5 – Somente manusear documentos com as mãos limpas. Em alguns casos, é recomendável o uso de luvas.

6 – Nunca deixar que o documento seja molhado. Guardá-lo em local com pouca umidade, porém, não seco.

7 – Inserir uma folha de papel alcalino entre cada duas folhas do documento.

A essas recomendações, e para evitar que tal processo esteja exposto ao risco de ser retirado da região e não mais retorne — a exemplo do que nos foi noticiado em relação ao processo original de Guihermina Lübke, bem como de livros de registros dos cartórios de Santa Leopoldina ou de Mangaraí —, permitimo-nos acrescentar:

a) Que o documento original seja guardado em caixa especial, como a utilizada para acondicionamento dos referidos originais (por providência do Arquivo Público), em local seguro, sob todos os aspectos.

b) Que as cópias que agora enviamos sejam colocadas à disposição dos pesquisadores, evitando-se o manuseio do documento original, adotando-se, em relação a elas, os mesmos cuidados que mereceria a documentação original (carga no Livro de Registro)

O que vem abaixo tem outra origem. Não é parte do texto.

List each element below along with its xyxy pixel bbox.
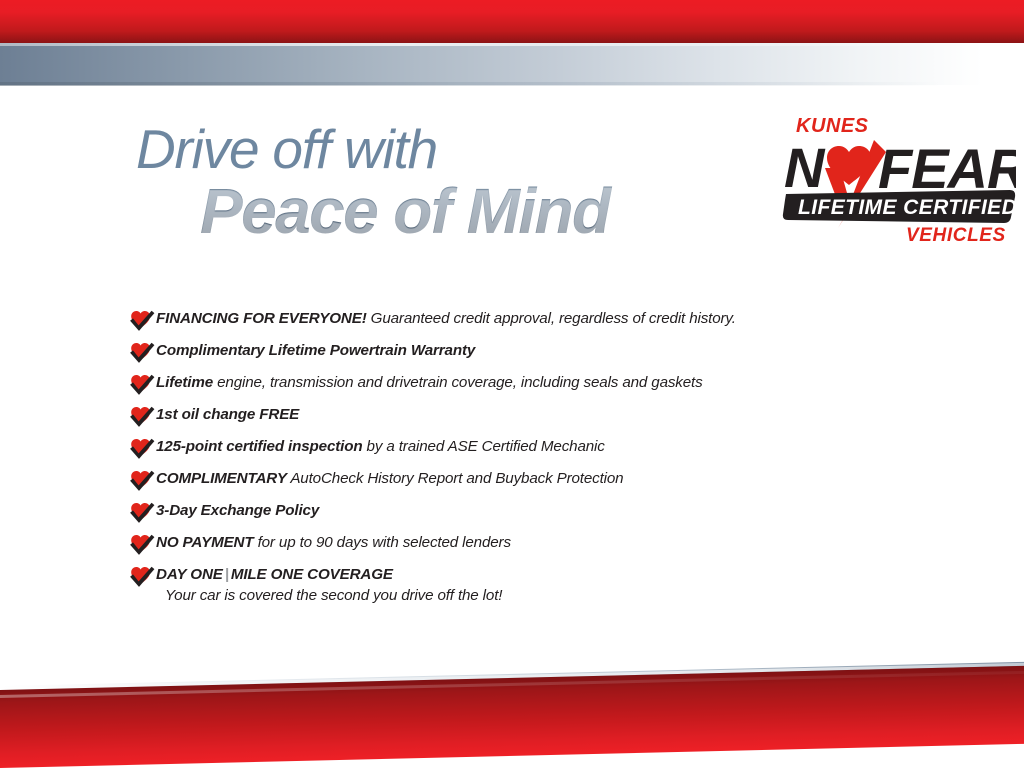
list-item-regular: AutoCheck History Report and Buyback Pro… — [287, 470, 624, 487]
list-item-bold: DAY ONE — [156, 566, 223, 583]
list-item-bold: 1st oil change FREE — [156, 406, 299, 423]
list-item-text: 3-Day Exchange Policy — [156, 500, 319, 521]
list-item-regular: for up to 90 days with selected lenders — [254, 534, 511, 551]
list-item-text: 1st oil change FREE — [156, 404, 299, 425]
heart-check-icon — [128, 566, 156, 588]
list-item-text-group: DAY ONE|MILE ONE COVERAGE Your car is co… — [156, 564, 502, 607]
headline-block: Drive off with Peace of Mind — [136, 122, 736, 244]
promo-page: Drive off with Peace of Mind KUNES N FEA… — [0, 0, 1024, 768]
heart-check-icon — [128, 374, 156, 396]
list-item: 3-Day Exchange Policy — [128, 500, 988, 532]
heart-check-icon — [128, 438, 156, 460]
top-gray-band-shadow — [0, 82, 1024, 86]
top-gray-band-highlight — [0, 43, 1024, 46]
list-item-regular: Guaranteed credit approval, regardless o… — [367, 310, 736, 327]
logo-letter-n: N — [784, 136, 826, 199]
heart-check-icon — [128, 342, 156, 364]
list-item-bold: Complimentary Lifetime Powertrain Warran… — [156, 342, 475, 359]
heart-check-icon — [128, 534, 156, 556]
headline-line-2: Peace of Mind — [200, 179, 736, 244]
list-item: FINANCING FOR EVERYONE! Guaranteed credi… — [128, 308, 988, 340]
heart-check-icon — [128, 470, 156, 492]
list-item-separator: | — [223, 566, 231, 583]
list-item-text: COMPLIMENTARY AutoCheck History Report a… — [156, 468, 623, 489]
list-item-text: Complimentary Lifetime Powertrain Warran… — [156, 340, 475, 361]
logo-banner-text: LIFETIME CERTIFIED — [798, 196, 1016, 219]
top-red-band — [0, 0, 1024, 43]
list-item-bold: NO PAYMENT — [156, 534, 254, 551]
logo-subtitle-text: VEHICLES — [906, 225, 1006, 245]
heart-check-icon — [128, 310, 156, 332]
list-item: 125-point certified inspection by a trai… — [128, 436, 988, 468]
kunes-no-fear-logo: KUNES N FEAR LIFETIME CERTIFIED VEHICLES — [778, 110, 1016, 245]
list-item-text: NO PAYMENT for up to 90 days with select… — [156, 532, 511, 553]
list-item-text: FINANCING FOR EVERYONE! Guaranteed credi… — [156, 308, 736, 329]
list-item-bold: 3-Day Exchange Policy — [156, 502, 319, 519]
heart-check-icon — [128, 406, 156, 428]
list-item-bold: FINANCING FOR EVERYONE! — [156, 310, 367, 327]
list-item-regular: engine, transmission and drivetrain cove… — [213, 374, 703, 391]
list-item: 1st oil change FREE — [128, 404, 988, 436]
headline-line-1: Drive off with — [136, 122, 736, 177]
logo-brand-text: KUNES — [796, 115, 869, 137]
list-item-bold: 125-point certified inspection — [156, 438, 362, 455]
list-item: COMPLIMENTARY AutoCheck History Report a… — [128, 468, 988, 500]
top-gray-band — [0, 43, 1024, 85]
list-item: DAY ONE|MILE ONE COVERAGE Your car is co… — [128, 564, 988, 618]
list-item-text: DAY ONE|MILE ONE COVERAGE — [156, 564, 502, 585]
list-item: NO PAYMENT for up to 90 days with select… — [128, 532, 988, 564]
features-list: FINANCING FOR EVERYONE! Guaranteed credi… — [128, 308, 988, 618]
list-item: Complimentary Lifetime Powertrain Warran… — [128, 340, 988, 372]
list-item-subtext: Your car is covered the second you drive… — [156, 585, 502, 607]
bottom-red-band — [0, 666, 1024, 768]
list-item-text: Lifetime engine, transmission and drivet… — [156, 372, 703, 393]
list-item-regular: by a trained ASE Certified Mechanic — [362, 438, 604, 455]
heart-check-icon — [128, 502, 156, 524]
list-item-bold-2: MILE ONE COVERAGE — [231, 566, 393, 583]
list-item-bold: Lifetime — [156, 374, 213, 391]
list-item-bold: COMPLIMENTARY — [156, 470, 287, 487]
list-item: Lifetime engine, transmission and drivet… — [128, 372, 988, 404]
list-item-text: 125-point certified inspection by a trai… — [156, 436, 605, 457]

c) Que, quando houver um museu em Santa Leopoldina, em condições de abrigar com segurança o “Traslado dos Autos”, dentro de caixa com tampa de vidro, devidamente protegido em todos os aspectos, com manuseio impossibilitado, seja esse processo ali exposto. Não teria sentido sua guarda eterna sem que pudesse ser visualizado pela população. A título de sugestão, ao lado dos originais, poderia ser disponibilizada uma cópia, para efeito de socialização e eventuais consultas.

Vitória (ES), 12 de agosto de 2002

CENTRO EDUCACIONAL LEONARDO DA VINCI
Coordenador da Rede PEA – UNESCO no Espírito Santo


[Reprodução autorizada pelo Centro Educacional Leonardo Da Vinci, Vitória, ES, 2004.]